Install video cameras at their home or apartment – Video cameras today are easy to purchase and even easier to install. But for someone who is overwhelmed with a thousand things on their plate and is struggling with feeling unsafe, doing this for them will help. If you’re not handy, ask your friend group for someone who would be willing to go help install cameras. There are good people in the world who will gladly step up, they just need to know that you need their help.
And as a single parent, having cameras also helps me know that my kids are safe when I’m not able to be home.
Participate in Random Porch Drop-offs – Abuse isolates you. The first year, I was largely alone simply because my network of friends and family had been cut-off. I wasn’t used to having people in my home and the pressure to pick up or clean if someone was coming over was too much in an already pushed-to-my-limits state. Slowly as people started to learn that we were divorcing because of abuse, things started appearing on my porch. Some nights it would be a casserole, sometimes a loaf of bread (or 7), one day it was fuel stabilizer that I needed, and every now and then a case of Dr. Pepper gets dropped off. Things just appear. And it lifts my soul so much. Not only do I know people are thinking of me and supporting me, it removes the pressure to entertain or even talk to people on the rough days.
If you know someone in your community is struggling, leaving abuse, or even just through regular life issues, dropping off small things on their porch sends a powerful message without the pressure of entertaining guests.

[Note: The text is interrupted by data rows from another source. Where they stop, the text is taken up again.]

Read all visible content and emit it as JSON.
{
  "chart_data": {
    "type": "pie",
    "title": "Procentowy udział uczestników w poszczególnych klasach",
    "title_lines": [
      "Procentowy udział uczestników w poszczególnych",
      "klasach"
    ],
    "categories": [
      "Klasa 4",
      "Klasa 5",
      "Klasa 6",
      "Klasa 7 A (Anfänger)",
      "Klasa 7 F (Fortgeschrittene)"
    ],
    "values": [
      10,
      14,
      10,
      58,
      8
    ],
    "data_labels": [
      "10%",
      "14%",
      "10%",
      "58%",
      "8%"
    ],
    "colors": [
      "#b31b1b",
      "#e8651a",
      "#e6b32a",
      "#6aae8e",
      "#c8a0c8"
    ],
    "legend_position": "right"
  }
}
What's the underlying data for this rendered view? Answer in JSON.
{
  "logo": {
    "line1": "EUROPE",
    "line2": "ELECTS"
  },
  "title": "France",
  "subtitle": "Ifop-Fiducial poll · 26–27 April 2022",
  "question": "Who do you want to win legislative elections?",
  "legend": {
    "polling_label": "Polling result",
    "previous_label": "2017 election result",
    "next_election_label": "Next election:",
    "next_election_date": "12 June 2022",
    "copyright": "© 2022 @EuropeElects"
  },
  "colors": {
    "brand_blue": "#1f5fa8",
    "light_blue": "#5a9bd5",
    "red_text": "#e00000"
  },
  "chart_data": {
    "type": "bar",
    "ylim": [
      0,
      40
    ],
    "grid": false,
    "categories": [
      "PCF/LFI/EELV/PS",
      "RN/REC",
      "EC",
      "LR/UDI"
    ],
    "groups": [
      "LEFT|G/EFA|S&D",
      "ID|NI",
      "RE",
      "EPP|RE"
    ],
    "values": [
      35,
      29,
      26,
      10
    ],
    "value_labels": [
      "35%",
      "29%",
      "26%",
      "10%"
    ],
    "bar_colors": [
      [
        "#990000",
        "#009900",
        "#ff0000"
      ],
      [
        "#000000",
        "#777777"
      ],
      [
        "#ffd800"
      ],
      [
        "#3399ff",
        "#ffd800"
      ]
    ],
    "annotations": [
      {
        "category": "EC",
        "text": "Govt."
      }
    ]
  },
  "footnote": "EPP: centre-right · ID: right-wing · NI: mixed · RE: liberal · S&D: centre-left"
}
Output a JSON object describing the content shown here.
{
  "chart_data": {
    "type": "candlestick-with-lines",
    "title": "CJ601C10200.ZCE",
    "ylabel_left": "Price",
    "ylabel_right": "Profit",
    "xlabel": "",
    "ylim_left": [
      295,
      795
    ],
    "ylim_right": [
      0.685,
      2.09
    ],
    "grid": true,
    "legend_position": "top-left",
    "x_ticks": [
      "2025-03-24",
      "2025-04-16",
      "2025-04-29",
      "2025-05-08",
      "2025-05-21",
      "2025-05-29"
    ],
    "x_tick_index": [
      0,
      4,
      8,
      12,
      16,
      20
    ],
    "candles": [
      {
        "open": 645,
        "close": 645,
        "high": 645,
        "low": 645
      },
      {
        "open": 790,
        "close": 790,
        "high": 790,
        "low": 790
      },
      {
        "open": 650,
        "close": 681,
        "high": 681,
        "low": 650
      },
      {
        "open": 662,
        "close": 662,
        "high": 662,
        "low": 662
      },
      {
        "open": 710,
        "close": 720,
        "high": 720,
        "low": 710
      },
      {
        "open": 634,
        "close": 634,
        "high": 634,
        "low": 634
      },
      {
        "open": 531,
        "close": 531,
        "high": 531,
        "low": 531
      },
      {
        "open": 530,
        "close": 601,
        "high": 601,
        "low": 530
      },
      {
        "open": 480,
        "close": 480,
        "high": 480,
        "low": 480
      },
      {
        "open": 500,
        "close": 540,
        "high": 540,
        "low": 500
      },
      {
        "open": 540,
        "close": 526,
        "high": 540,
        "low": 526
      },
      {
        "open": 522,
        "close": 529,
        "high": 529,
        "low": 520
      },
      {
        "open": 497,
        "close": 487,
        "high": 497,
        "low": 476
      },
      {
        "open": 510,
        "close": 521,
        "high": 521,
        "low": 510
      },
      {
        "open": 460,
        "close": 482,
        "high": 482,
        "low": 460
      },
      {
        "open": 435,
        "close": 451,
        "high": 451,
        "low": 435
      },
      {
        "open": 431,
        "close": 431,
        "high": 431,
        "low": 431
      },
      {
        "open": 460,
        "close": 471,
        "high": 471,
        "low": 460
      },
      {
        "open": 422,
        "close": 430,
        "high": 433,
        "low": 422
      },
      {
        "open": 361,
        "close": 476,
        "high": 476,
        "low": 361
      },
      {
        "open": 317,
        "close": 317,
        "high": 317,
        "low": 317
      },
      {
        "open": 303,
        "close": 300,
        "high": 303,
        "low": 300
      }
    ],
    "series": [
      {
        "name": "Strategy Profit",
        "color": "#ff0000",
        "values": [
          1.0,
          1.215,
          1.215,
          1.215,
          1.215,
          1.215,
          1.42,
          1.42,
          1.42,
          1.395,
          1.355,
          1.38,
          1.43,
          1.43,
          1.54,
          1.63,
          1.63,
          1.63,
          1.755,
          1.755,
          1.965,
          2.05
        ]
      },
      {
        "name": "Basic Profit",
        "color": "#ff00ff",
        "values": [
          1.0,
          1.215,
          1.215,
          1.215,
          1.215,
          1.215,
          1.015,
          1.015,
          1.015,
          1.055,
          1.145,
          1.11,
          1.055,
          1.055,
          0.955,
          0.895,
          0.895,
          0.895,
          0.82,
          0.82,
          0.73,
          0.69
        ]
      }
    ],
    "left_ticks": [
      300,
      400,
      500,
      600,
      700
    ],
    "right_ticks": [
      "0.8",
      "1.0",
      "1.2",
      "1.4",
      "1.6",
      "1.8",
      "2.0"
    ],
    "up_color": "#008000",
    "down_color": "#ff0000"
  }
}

Most Importantly, Listen to them – Supporting people with gifts and things is extremely helpful but nothing will take the place of someone who simply listens. Don’t try to offer advice unless you yourself have left abusive relationships. Just listen. Let them know what hours you are free and when they can call. If you’re available to chat at 3am when they’re awake and scared with nightmares, let them know. Occasionally I get texts at 3am when my friends happen to wake up, checking to see if I’m up and need to talk since I struggle to sleep.
People who leave abuse will sometimes have bad memories playing in loops. They tell the same stories over and over. It’s a way they process the memories. And the best way to get the memories playing on repeat to stop is to have someone listen to the story. Whether they tell you that story 1 time or 5 times, just listen and offer empathy and sorrow for what they endured. They don’t need you to fix it, they just need you to listen.
If you are looking for gift ideas or products you can purchase to support them, here is an easy list of ideas.
The best gift you can give to someone leaving abuse is simply your presence and your care.
Thank you to all who have supported and loved me, you have meant the world to me.